Jacques Dupont ! Ce nom français par excellence, au point d'en paraître banal
(du moins autrefois), ne semblait pas promettre, à celui qui le portait, un destin
exceptionnel. Paysan, artisan, instituteur, soldat, oui, peut-être. Voilà ce qui pouvait
attendre tous les Jacques Dupont de jadis, et Dieu sait s'ils durent être nombreux.

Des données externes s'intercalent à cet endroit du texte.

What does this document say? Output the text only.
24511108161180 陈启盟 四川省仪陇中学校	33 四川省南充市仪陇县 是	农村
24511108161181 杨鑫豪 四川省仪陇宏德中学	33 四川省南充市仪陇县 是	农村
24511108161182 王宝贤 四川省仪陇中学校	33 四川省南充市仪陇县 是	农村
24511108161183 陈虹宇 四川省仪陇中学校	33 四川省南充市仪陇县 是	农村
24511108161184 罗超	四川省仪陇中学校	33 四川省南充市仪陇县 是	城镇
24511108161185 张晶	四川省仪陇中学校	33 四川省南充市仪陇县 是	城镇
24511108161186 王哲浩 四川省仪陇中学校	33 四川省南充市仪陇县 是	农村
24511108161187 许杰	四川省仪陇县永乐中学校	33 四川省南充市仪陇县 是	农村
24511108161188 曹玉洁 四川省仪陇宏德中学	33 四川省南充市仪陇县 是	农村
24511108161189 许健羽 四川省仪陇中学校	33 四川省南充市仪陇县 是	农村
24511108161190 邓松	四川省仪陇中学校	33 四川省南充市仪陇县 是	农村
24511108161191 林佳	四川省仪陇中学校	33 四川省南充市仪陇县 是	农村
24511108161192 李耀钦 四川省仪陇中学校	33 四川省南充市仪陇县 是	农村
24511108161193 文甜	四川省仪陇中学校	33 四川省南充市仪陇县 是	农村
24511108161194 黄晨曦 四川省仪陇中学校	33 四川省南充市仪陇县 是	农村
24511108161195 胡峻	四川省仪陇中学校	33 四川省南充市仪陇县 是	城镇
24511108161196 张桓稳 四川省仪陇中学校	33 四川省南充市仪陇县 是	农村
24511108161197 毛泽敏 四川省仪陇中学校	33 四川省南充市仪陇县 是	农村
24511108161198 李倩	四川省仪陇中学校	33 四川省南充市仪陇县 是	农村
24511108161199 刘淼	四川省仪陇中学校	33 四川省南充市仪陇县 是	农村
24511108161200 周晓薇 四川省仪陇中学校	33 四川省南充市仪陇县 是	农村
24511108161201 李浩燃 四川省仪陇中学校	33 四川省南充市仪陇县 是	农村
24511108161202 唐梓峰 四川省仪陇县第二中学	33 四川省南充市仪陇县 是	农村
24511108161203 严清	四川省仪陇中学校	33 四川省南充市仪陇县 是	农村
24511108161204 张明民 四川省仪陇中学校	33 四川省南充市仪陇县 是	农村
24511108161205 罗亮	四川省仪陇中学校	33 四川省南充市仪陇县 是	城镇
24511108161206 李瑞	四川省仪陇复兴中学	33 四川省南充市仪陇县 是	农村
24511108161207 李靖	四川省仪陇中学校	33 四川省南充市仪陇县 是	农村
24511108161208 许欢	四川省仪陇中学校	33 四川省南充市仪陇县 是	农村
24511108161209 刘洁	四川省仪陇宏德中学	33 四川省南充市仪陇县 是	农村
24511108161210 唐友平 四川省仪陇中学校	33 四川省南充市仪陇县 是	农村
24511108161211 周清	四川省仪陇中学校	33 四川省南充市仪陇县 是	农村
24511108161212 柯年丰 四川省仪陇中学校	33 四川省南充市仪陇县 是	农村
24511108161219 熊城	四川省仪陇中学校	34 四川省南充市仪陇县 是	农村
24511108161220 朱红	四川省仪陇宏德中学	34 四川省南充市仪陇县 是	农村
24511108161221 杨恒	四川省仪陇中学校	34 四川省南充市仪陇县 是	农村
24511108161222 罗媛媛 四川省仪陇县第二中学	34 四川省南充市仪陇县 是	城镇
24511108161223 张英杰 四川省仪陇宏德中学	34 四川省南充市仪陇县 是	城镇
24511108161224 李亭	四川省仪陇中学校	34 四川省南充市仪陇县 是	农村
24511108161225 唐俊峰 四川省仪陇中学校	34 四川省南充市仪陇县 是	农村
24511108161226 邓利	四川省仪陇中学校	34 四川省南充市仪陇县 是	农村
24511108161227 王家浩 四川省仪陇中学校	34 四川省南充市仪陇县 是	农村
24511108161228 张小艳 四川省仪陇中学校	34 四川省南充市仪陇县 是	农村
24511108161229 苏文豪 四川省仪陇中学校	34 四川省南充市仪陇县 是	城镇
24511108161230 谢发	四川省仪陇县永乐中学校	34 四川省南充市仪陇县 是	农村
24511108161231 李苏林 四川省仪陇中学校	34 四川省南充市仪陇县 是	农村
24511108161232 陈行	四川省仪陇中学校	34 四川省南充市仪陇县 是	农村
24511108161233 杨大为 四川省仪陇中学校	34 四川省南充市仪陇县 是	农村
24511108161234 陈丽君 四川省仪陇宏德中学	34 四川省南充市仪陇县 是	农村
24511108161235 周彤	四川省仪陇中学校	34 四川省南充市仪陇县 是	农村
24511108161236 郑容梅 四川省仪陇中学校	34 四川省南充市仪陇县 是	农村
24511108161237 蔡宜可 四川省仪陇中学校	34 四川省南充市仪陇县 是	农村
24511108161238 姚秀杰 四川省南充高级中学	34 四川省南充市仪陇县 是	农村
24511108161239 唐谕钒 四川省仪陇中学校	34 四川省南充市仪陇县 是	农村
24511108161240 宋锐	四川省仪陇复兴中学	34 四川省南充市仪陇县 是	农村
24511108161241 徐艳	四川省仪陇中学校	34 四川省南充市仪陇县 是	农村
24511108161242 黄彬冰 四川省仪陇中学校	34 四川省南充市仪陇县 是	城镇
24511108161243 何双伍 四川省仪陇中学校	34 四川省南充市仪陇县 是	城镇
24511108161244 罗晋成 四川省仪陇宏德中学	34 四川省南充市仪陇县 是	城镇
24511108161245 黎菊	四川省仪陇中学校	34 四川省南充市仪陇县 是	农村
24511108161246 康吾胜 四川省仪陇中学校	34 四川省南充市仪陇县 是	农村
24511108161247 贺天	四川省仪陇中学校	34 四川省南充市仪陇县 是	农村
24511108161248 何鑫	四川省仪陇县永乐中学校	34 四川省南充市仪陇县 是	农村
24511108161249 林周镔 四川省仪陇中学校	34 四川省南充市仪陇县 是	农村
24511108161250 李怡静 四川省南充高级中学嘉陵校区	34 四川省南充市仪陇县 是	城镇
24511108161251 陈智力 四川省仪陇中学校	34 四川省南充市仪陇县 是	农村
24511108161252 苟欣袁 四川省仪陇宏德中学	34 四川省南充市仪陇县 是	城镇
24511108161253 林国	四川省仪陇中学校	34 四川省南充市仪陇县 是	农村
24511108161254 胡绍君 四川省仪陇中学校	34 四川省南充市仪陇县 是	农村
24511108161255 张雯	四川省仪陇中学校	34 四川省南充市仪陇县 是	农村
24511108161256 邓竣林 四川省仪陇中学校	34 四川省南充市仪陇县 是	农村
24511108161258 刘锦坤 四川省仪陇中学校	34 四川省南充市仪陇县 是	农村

Mais le nôtre devait échapper aux destinées ordinaires. Il fut aidé en cela
par un vingtième siècle fertile en trouvailles nouvelles, propres à faire bouger le
paysage. Sur son chemin, ce Dupont-ci en rencontra deux qui modifièrent profondément
sa trajectoire : le cinéma et la décolonisation. Le cinéma pouvait avoir
du bon, source d'évasion pour ses pratiquants, public ou cinéastes. Pour la décolonisation,
ce sera autre chose...
Après l'IDHEC, l'Institut des Hautes études cinématographiques dont il sort
major, et plusieurs courts-métrages et documentaires exotiques (dont Crèvecoeur ,
film sur le bataillon français dans la guerre de Corée, qui lui vaudra l'inimitié vigilante
des communistes, puis La Passe du Diable (1958) avec Pierre Schoendoerffer, Joseph
Kessel et Raoul Coutard), voici la consécration en 1960, avec Les Distractions , un premier
grand film de fiction, tourné en France cette fois. Les acteurs s'appellent Belmondo,
Claude Brasseur, Alexandra Stewart, Mireille Darc, tous futures grandes
vedettes. Nous sommes à l'époque où débutent Chabrol, Godard, Truffaut et plusieurs
autres. Belle époque somme toute. Oui, enfin... C'est le moment que choisit
Jacques Dupont pour s'engager à fond dans une cause perdue, lui, les siens, famille
et amis. Bientôt, l'étiquette aux trois lettres infamantes : OAS, leur collera sur le dos
pour longtemps, si longtemps que Jacques Dupont ne pourra plus jamais faire de
longs métrages. En effet, à son nom, toutes les portes se ferment, tous les projets sont
refusés. Non seulement dans l'aventure la France a perdu l'Algérie, mais aussi
nombre de ses meilleurs serviteurs, militaires et civils. Elle a perdu notamment un
futur grand cinéaste et c'est bien dommage. Comment beaucoup plus tard Jacques
Dupont trouvera refuge et salut à la télévision, c'est entre autres ce que raconte son
livre passionnant, passionné aussi (on ne se refait pas). Il est maintenant grand temps
que je laisse au lecteur le plaisir de le découvrir. Écoutons plutôt le clap traditionnel
et les mots magiques : «Silence ! On tourne.»